Franz Geisensetter siegt erstmals beim Obermain-Open und erkämpft Kreismeistertitel

Traditionell zum Saisonausklang hatten die Schachfreunde des SSV Burgkunstadt wieder zum „Obermain-Open“ im Hotel „Drei Kronen“ eingeladen. Seit vielen Jahren ist in dieses Turnier auch die Kreiseinzelmeisterschaft des Schachkreises Coburg/Kronach/Lichtenfels integriert, so dass der zu vergebende Kreismeistertitel einen zusätzlichen Anreiz darstellt. Leider war mit nur 14 Teilnehmern, davon 10 aus dem Schachkreis die Beteiligung relativ gering. Enttäuschend ist vor allem, daß die Vereine aus dem Schachkreis dieses hervorragende Angebot kaum nutzen um ihre Kräfte mit starken auswärtigen Schachspielern zu messen. Lediglich der SK Weidhausen (3 Teiln.), die 1951 Sonneberg und der gastgebende Verein mit je 2 Teilnehmern nutzten dieses hervorragende Angebot gut aus. Der Coburger SV, der SC Stockheim und der SV Neustadt waren mit je einem Teilnehmer vertreten. Erfreulicherweise nutzten 4 Jugendliche der SG Grün Weiß Leipzig dieses Turnier um Erfahrungen zu sammeln. Waren in den Vorjahren immer einige Hochkaräter mit Wertungszahlen (DWZ) über 2100 vertreten, so fehlten in diesem Jahr die absoluten Spitzenleute. Die besten Wertungszahlen hatten Franz Geisensetter (Sonneberg) mit 1890 und Jens Güther (SSV Burgkunstadt) mit 1874 aufzuweisen, die damit auch zu den Turnierfavoriten avancierten.
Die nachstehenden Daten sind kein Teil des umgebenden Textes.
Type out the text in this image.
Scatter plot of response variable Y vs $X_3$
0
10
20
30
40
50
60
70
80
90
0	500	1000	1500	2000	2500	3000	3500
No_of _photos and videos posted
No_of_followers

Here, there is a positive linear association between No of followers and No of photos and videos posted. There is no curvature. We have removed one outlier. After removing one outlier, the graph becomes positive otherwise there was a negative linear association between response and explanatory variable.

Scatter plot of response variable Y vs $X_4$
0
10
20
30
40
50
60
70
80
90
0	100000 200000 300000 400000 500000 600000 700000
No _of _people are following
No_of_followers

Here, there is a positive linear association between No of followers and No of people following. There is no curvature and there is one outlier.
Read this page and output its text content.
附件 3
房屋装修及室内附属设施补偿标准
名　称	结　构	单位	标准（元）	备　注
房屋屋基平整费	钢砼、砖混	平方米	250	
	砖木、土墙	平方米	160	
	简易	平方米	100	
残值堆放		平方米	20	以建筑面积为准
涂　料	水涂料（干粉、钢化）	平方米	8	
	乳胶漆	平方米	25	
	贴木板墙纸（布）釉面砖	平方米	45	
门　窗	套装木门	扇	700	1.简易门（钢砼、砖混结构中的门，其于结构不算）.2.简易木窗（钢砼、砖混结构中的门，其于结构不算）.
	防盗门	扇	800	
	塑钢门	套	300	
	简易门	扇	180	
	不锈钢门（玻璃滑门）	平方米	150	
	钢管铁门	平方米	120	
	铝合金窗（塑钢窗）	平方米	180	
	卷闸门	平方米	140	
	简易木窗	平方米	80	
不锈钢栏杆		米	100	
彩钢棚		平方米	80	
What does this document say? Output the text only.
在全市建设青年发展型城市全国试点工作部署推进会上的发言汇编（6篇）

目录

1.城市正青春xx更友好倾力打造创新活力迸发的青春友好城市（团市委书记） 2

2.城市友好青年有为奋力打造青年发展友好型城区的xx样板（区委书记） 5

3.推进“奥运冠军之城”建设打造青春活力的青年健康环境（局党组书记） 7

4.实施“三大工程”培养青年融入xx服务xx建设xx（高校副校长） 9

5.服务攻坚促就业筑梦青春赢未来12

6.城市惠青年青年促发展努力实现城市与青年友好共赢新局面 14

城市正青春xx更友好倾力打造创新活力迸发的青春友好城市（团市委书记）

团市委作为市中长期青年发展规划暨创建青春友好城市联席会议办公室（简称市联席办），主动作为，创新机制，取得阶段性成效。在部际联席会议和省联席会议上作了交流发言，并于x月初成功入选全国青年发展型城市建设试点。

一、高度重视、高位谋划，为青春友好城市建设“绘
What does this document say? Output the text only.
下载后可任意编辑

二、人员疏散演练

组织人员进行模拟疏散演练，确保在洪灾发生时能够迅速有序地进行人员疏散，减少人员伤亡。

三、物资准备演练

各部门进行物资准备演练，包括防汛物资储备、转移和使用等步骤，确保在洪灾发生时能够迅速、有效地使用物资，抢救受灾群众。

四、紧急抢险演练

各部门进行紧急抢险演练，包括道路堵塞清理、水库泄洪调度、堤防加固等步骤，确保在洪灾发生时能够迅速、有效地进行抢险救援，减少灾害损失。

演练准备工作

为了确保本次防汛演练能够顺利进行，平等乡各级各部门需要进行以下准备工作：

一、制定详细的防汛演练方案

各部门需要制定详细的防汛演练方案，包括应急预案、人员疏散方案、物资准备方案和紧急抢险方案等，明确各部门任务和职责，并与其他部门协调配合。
Bis auf das Remis von Olaf Knauer (SK Weidhausen) gegen Florian Schön einen aus der jungen Leipziger Garde verlief die erste Runde ohne Überraschungen. In Runde 2 gab es mit dem Remisen von Karl Heinz Jacob gegen Jens Güther und Robert Orendt gegen Gert Schillig überraschende Ergebnisse, Florian Schön sorgte für die nächste Überraschung, indem er den erfahrenen Oliver Will mit einem Gambit bereits in sechs Zügen zur Aufgabe zwang. In der dritten Runde gab es mit dem Duell der beiden Favoriten Franz Geisensetter gegen Jens Güther bereits die turnierentscheidende Partie, die mit einem souveränen Sieg von Franz Geisensetter endete. Der Coburger Robert Orendt sorgte mit seinem Sieg gegen Florian Schön dafür, daß die Bäume der „jungen Wilden“ nicht in den Himmel wuchsen. Für Schön sprang Moritz Pauscher in die Bresche, der ein fast verlorenes Spiel gegen Finn Knauer noch drehte. Die Spitzenpaarung in Runde 4 Geisensetter gegen Orendt endete mit einem Sonneberger Sieg, womit Franz Geisensetter den Turniersieg bereits in der Tasche hatte. Die Schlussrunde brachte keine großen Überraschungen mehr, Franz Geisensetter sicherte den Turniersieg mit einem schnellen Remis gegen Gert Schillig ab. Robert Orendt rückte mit seinem Sieg gegen Karl Heinz Jacob noch auf Rang 3 vor, während Moritz Pauscher und Florian Schön mit einem Sieg und einem Remis gegen Vater und Sohn Knauer nochmals für Furore sorgten. Den Titel des „Remisenkönigs“ sicherte sich Olaf Knauer mit sage und schreibe 4 Remisen. Für Furore sorgten die Leipziger Jugendspieler, insbesondere Florian Schön und Moritz Pauscher, die beide 2,5 Punkte erzielten und durchaus im Konzert der Großen mithalten konnten.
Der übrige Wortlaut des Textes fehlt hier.